The hardest part about staying the course is not being distracted by the things around you along the way. I must admit that this recently happened to me. One morning about a month ago, I woke up and had lost it. As clear as everything had been to me, the very things that I wrote daily in my Daily Dumbbells, had slipped away. I found myself angry and resentful. The last thing in the world I wanted to do was write another Daily Dumbbell. I woke up every morning trying to figure out what had gone wrong, what had changed so quickly and distracted me from the positive and happy life, I had obviously been taking for granted. It took a while but one day recently, the answer showed itself. During all the time I had been doing so well, my focus had been on others. I was living as best as I could, a life of service.

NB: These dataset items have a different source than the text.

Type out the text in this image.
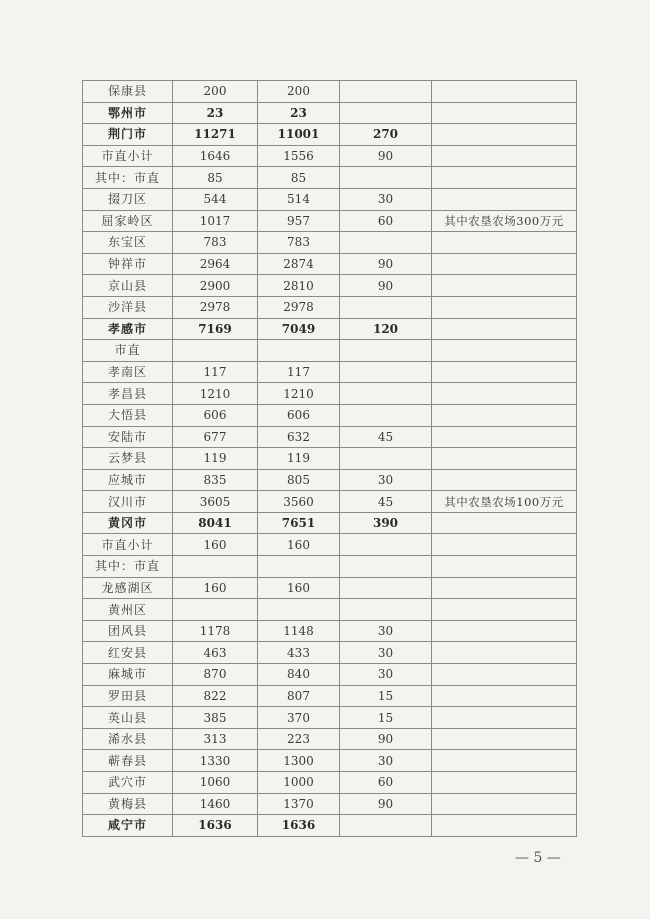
保康县	200	200		
鄂州市	23	23		
荆门市	11271	11001	270	
市直小计	1646	1556	90	
其中：市直	85	85		
掇刀区	544	514	30	
屈家岭区	1017	957	60	其中农垦农场300万元
东宝区	783	783		
钟祥市	2964	2874	90	
京山县	2900	2810	90	
沙洋县	2978	2978		
孝感市	7169	7049	120	
市直				
孝南区	117	117		
孝昌县	1210	1210		
大悟县	606	606		
安陆市	677	632	45	
云梦县	119	119		
应城市	835	805	30	
汉川市	3605	3560	45	其中农垦农场100万元
黄冈市	8041	7651	390	
市直小计	160	160		
其中：市直				
龙感湖区	160	160		
黄州区				
团风县	1178	1148	30	
红安县	463	433	30	
麻城市	870	840	30	
罗田县	822	807	15	
英山县	385	370	15	
浠水县	313	223	90	
蕲春县	1330	1300	30	
武穴市	1060	1000	60	
黄梅县	1460	1370	90	
咸宁市	1636	1636		
— 5 —
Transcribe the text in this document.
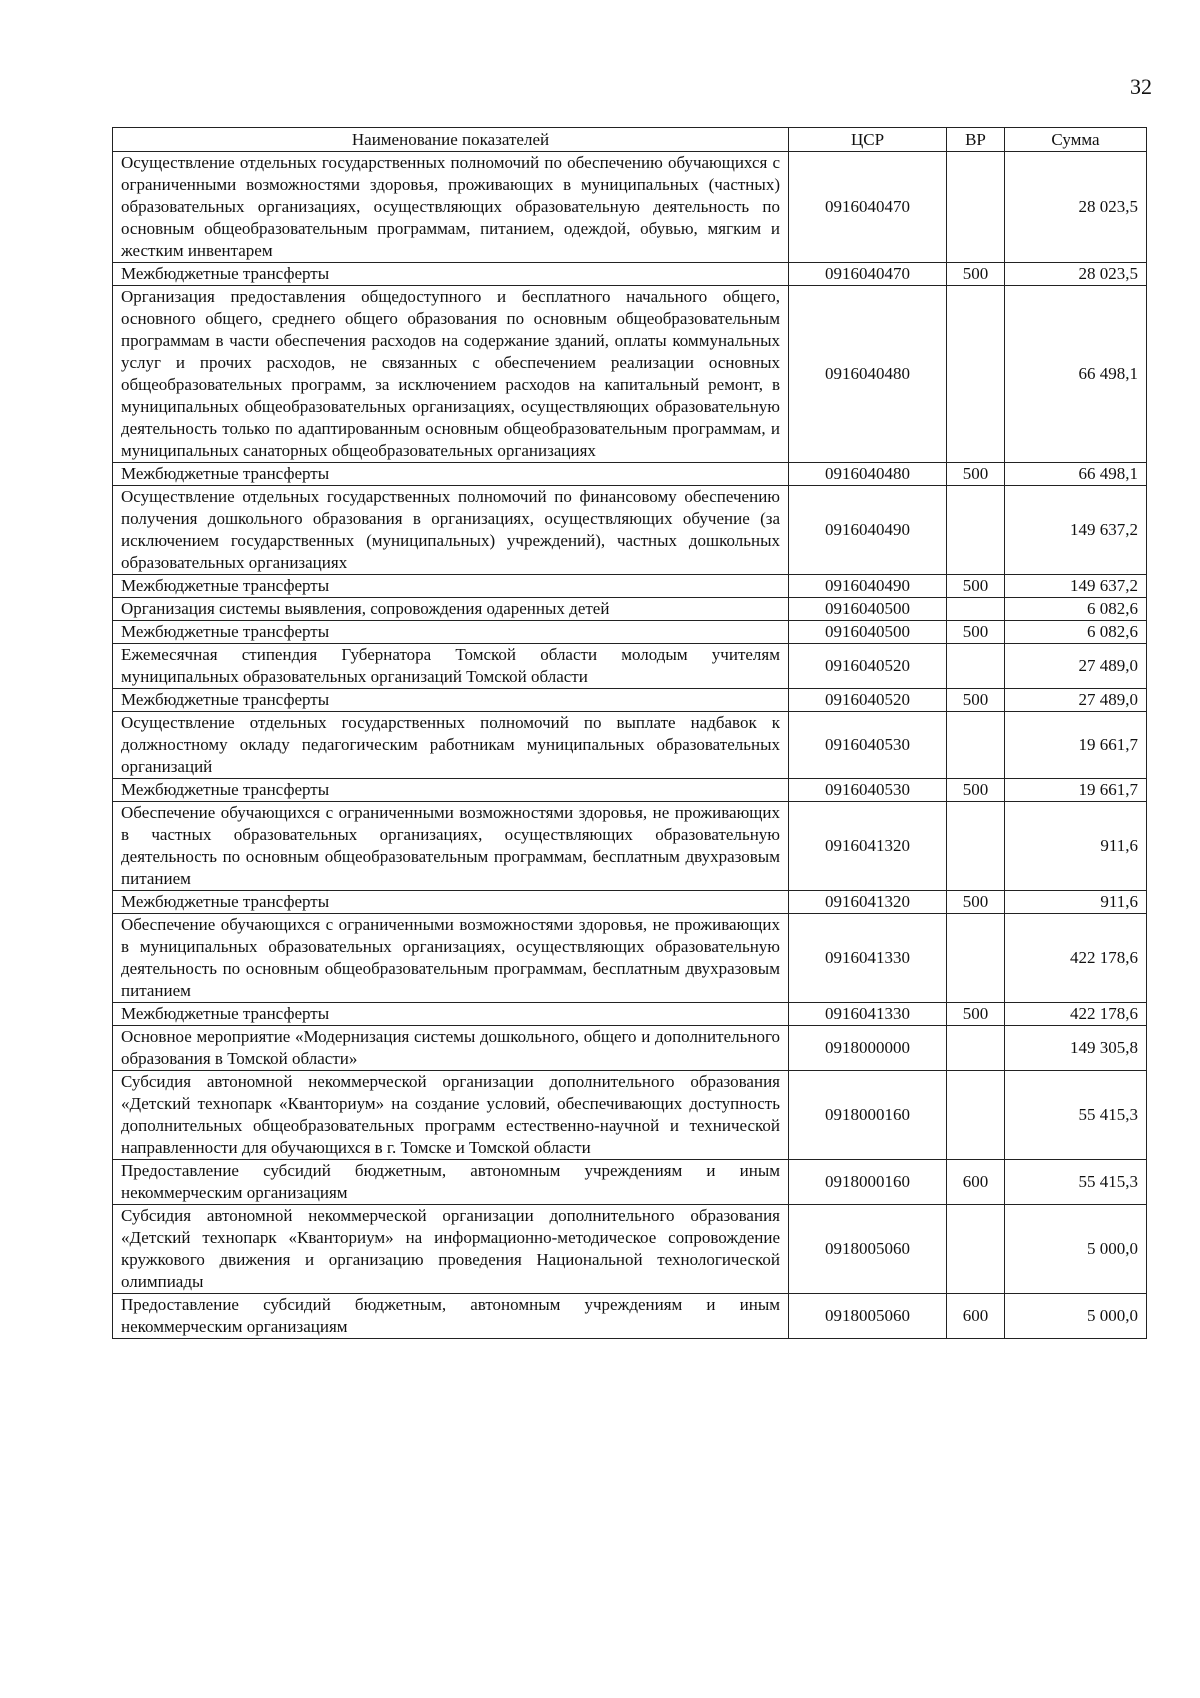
32
Наименование показателей	ЦСР	ВР	Сумма
Осуществление отдельных государственных полномочий по обеспечению обучающихся с ограниченными возможностями здоровья, проживающих в муниципальных (частных) образовательных организациях, осуществляющих образовательную деятельность по основным общеобразовательным программам, питанием, одеждой, обувью, мягким и жестким инвентарем	0916040470		28 023,5
Межбюджетные трансферты	0916040470	500	28 023,5
Организация предоставления общедоступного и бесплатного начального общего, основного общего, среднего общего образования по основным общеобразовательным программам в части обеспечения расходов на содержание зданий, оплаты коммунальных услуг и прочих расходов, не связанных с обеспечением реализации основных общеобразовательных программ, за исключением расходов на капитальный ремонт, в муниципальных общеобразовательных организациях, осуществляющих образовательную деятельность только по адаптированным основным общеобразовательным программам, и муниципальных санаторных общеобразовательных организациях	0916040480		66 498,1
Межбюджетные трансферты	0916040480	500	66 498,1
Осуществление отдельных государственных полномочий по финансовому обеспечению получения дошкольного образования в организациях, осуществляющих обучение (за исключением государственных (муниципальных) учреждений), частных дошкольных образовательных организациях	0916040490		149 637,2
Межбюджетные трансферты	0916040490	500	149 637,2
Организация системы выявления, сопровождения одаренных детей	0916040500		6 082,6
Межбюджетные трансферты	0916040500	500	6 082,6
Ежемесячная стипендия Губернатора Томской области молодым учителям муниципальных образовательных организаций Томской области	0916040520		27 489,0
Межбюджетные трансферты	0916040520	500	27 489,0
Осуществление отдельных государственных полномочий по выплате надбавок к должностному окладу педагогическим работникам муниципальных образовательных организаций	0916040530		19 661,7
Межбюджетные трансферты	0916040530	500	19 661,7
Обеспечение обучающихся с ограниченными возможностями здоровья, не проживающих в частных образовательных организациях, осуществляющих образовательную деятельность по основным общеобразовательным программам, бесплатным двухразовым питанием	0916041320		911,6
Межбюджетные трансферты	0916041320	500	911,6
Обеспечение обучающихся с ограниченными возможностями здоровья, не проживающих в муниципальных образовательных организациях, осуществляющих образовательную деятельность по основным общеобразовательным программам, бесплатным двухразовым питанием	0916041330		422 178,6
Межбюджетные трансферты	0916041330	500	422 178,6
Основное мероприятие «Модернизация системы дошкольного, общего и дополнительного образования в Томской области»	0918000000		149 305,8
Субсидия автономной некоммерческой организации дополнительного образования «Детский технопарк «Кванториум» на создание условий, обеспечивающих доступность дополнительных общеобразовательных программ естественно-научной и технической направленности для обучающихся в г. Томске и Томской области	0918000160		55 415,3
Предоставление субсидий бюджетным, автономным учреждениям и иным некоммерческим организациям	0918000160	600	55 415,3
Субсидия автономной некоммерческой организации дополнительного образования «Детский технопарк «Кванториум» на информационно-методическое сопровождение кружкового движения и организацию проведения Национальной технологической олимпиады	0918005060		5 000,0
Предоставление субсидий бюджетным, автономным учреждениям и иным некоммерческим организациям	0918005060	600	5 000,0
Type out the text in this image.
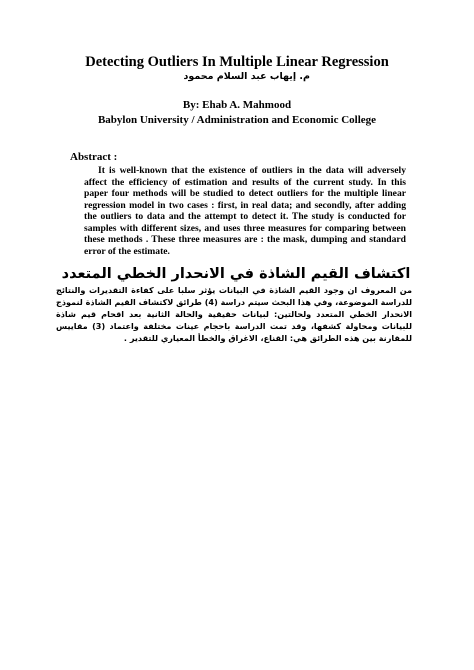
Detecting Outliers In Multiple Linear Regression
م. إيهاب عبد السلام محمود
By: Ehab A. Mahmood
Babylon University / Administration and Economic College
Abstract :
It is well-known that the existence of outliers in the data will adversely affect the efficiency of estimation and results of the current study. In this paper four methods will be studied to detect outliers for the multiple linear regression model in two cases : first, in real data; and secondly, after adding the outliers to data and the attempt to detect it. The study is conducted for samples with different sizes, and uses three measures for comparing between these methods . These three measures are : the mask, dumping and standard error of the estimate.
اكتشاف القيم الشاذة في الانحدار الخطي المتعدد
من المعروف ان وجود القيم الشاذة في البيانات يؤثر سلبا على كفاءة التقديرات والنتائج للدراسة الموضوعة، وفي هذا البحث سيتم دراسة (4) طرائق لاكتشاف القيم الشاذة لنموذج الانحدار الخطي المتعدد ولحالتين: لبيانات حقيقية والحالة الثانية بعد اقحام قيم شاذة للبيانات ومحاولة كشفها، وقد تمت الدراسة باحجام عينات مختلفة واعتماد (3) مقاييس للمقارنة بين هذه الطرائق هي: القناع، الاغراق والخطأ المعياري للتقدير .
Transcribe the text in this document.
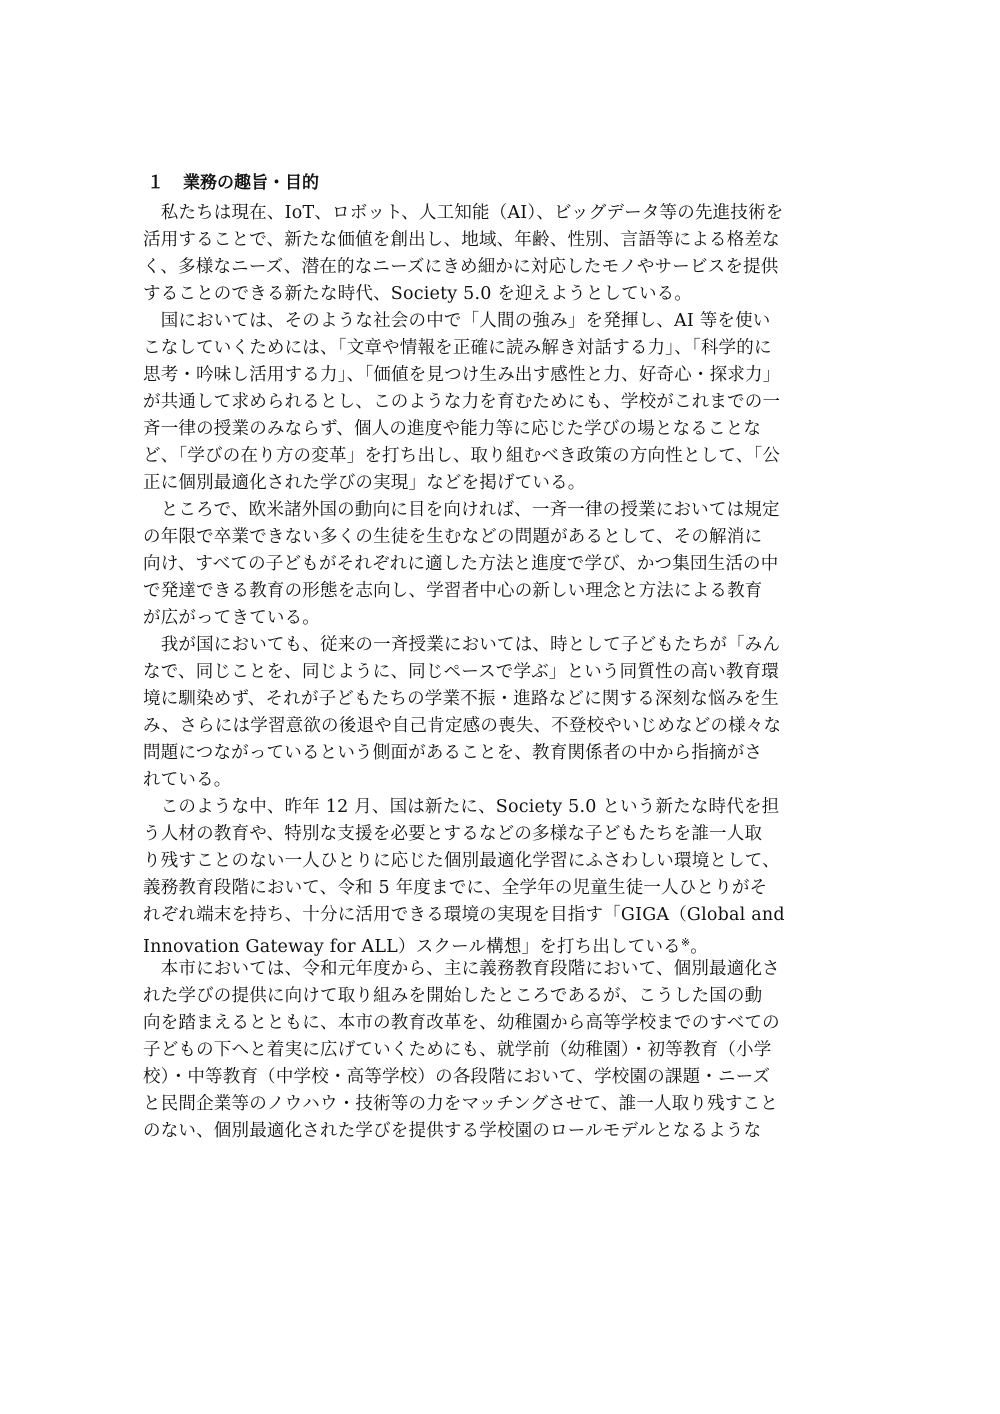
１ 業務の趣旨・目的
　私たちは現在、IoT、ロボット、人工知能（AI）、ビッグデータ等の先進技術を
活用することで、新たな価値を創出し、地域、年齢、性別、言語等による格差な
く、多様なニーズ、潜在的なニーズにきめ細かに対応したモノやサービスを提供
することのできる新たな時代、Society 5.0 を迎えようとしている。
　国においては、そのような社会の中で「人間の強み」を発揮し、AI 等を使い
こなしていくためには、「文章や情報を正確に読み解き対話する力」、「科学的に
思考・吟味し活用する力」、「価値を見つけ生み出す感性と力、好奇心・探求力」
が共通して求められるとし、このような力を育むためにも、学校がこれまでの一
斉一律の授業のみならず、個人の進度や能力等に応じた学びの場となることな
ど、「学びの在り方の変革」を打ち出し、取り組むべき政策の方向性として、「公
正に個別最適化された学びの実現」などを掲げている。
　ところで、欧米諸外国の動向に目を向ければ、一斉一律の授業においては規定
の年限で卒業できない多くの生徒を生むなどの問題があるとして、その解消に
向け、すべての子どもがそれぞれに適した方法と進度で学び、かつ集団生活の中
で発達できる教育の形態を志向し、学習者中心の新しい理念と方法による教育
が広がってきている。
　我が国においても、従来の一斉授業においては、時として子どもたちが「みん
なで、同じことを、同じように、同じペースで学ぶ」という同質性の高い教育環
境に馴染めず、それが子どもたちの学業不振・進路などに関する深刻な悩みを生
み、さらには学習意欲の後退や自己肯定感の喪失、不登校やいじめなどの様々な
問題につながっているという側面があることを、教育関係者の中から指摘がさ
れている。
　このような中、昨年 12 月、国は新たに、Society 5.0 という新たな時代を担
う人材の教育や、特別な支援を必要とするなどの多様な子どもたちを誰一人取
り残すことのない一人ひとりに応じた個別最適化学習にふさわしい環境として、
義務教育段階において、令和 5 年度までに、全学年の児童生徒一人ひとりがそ
れぞれ端末を持ち、十分に活用できる環境の実現を目指す「GIGA（Global and
Innovation Gateway for ALL）スクール構想」を打ち出している※。
　本市においては、令和元年度から、主に義務教育段階において、個別最適化さ
れた学びの提供に向けて取り組みを開始したところであるが、こうした国の動
向を踏まえるとともに、本市の教育改革を、幼稚園から高等学校までのすべての
子どもの下へと着実に広げていくためにも、就学前（幼稚園）・初等教育（小学
校）・中等教育（中学校・高等学校）の各段階において、学校園の課題・ニーズ
と民間企業等のノウハウ・技術等の力をマッチングさせて、誰一人取り残すこと
のない、個別最適化された学びを提供する学校園のロールモデルとなるような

I focused on what I could do for others and how I could make a difference in their lives. Somewhere, that changed and I began to focus on me. I asked “what about me, what about my fun, my life and who really cares about helping me”? It was all downhill from that point forward. I couldn’t think, I couldn’t write and I found myself upset with almost everyone. Someone recently came to me out of the blue and thanked me for something I thought had gone unnoticed. They reminded me of where my happiness came from and gave me renewed focus. My ego/self had come into the picture months ago and distracted me from what truly brought me my happiness and once it grabbed a hold of the wheel it wasn’t letting go.

When you live your life worrying about “me” you will find plenty to be offended about and your life will seem lonely and empty. When you live your life giving to others, you will find plenty to fill your life with and that will bring you happiness.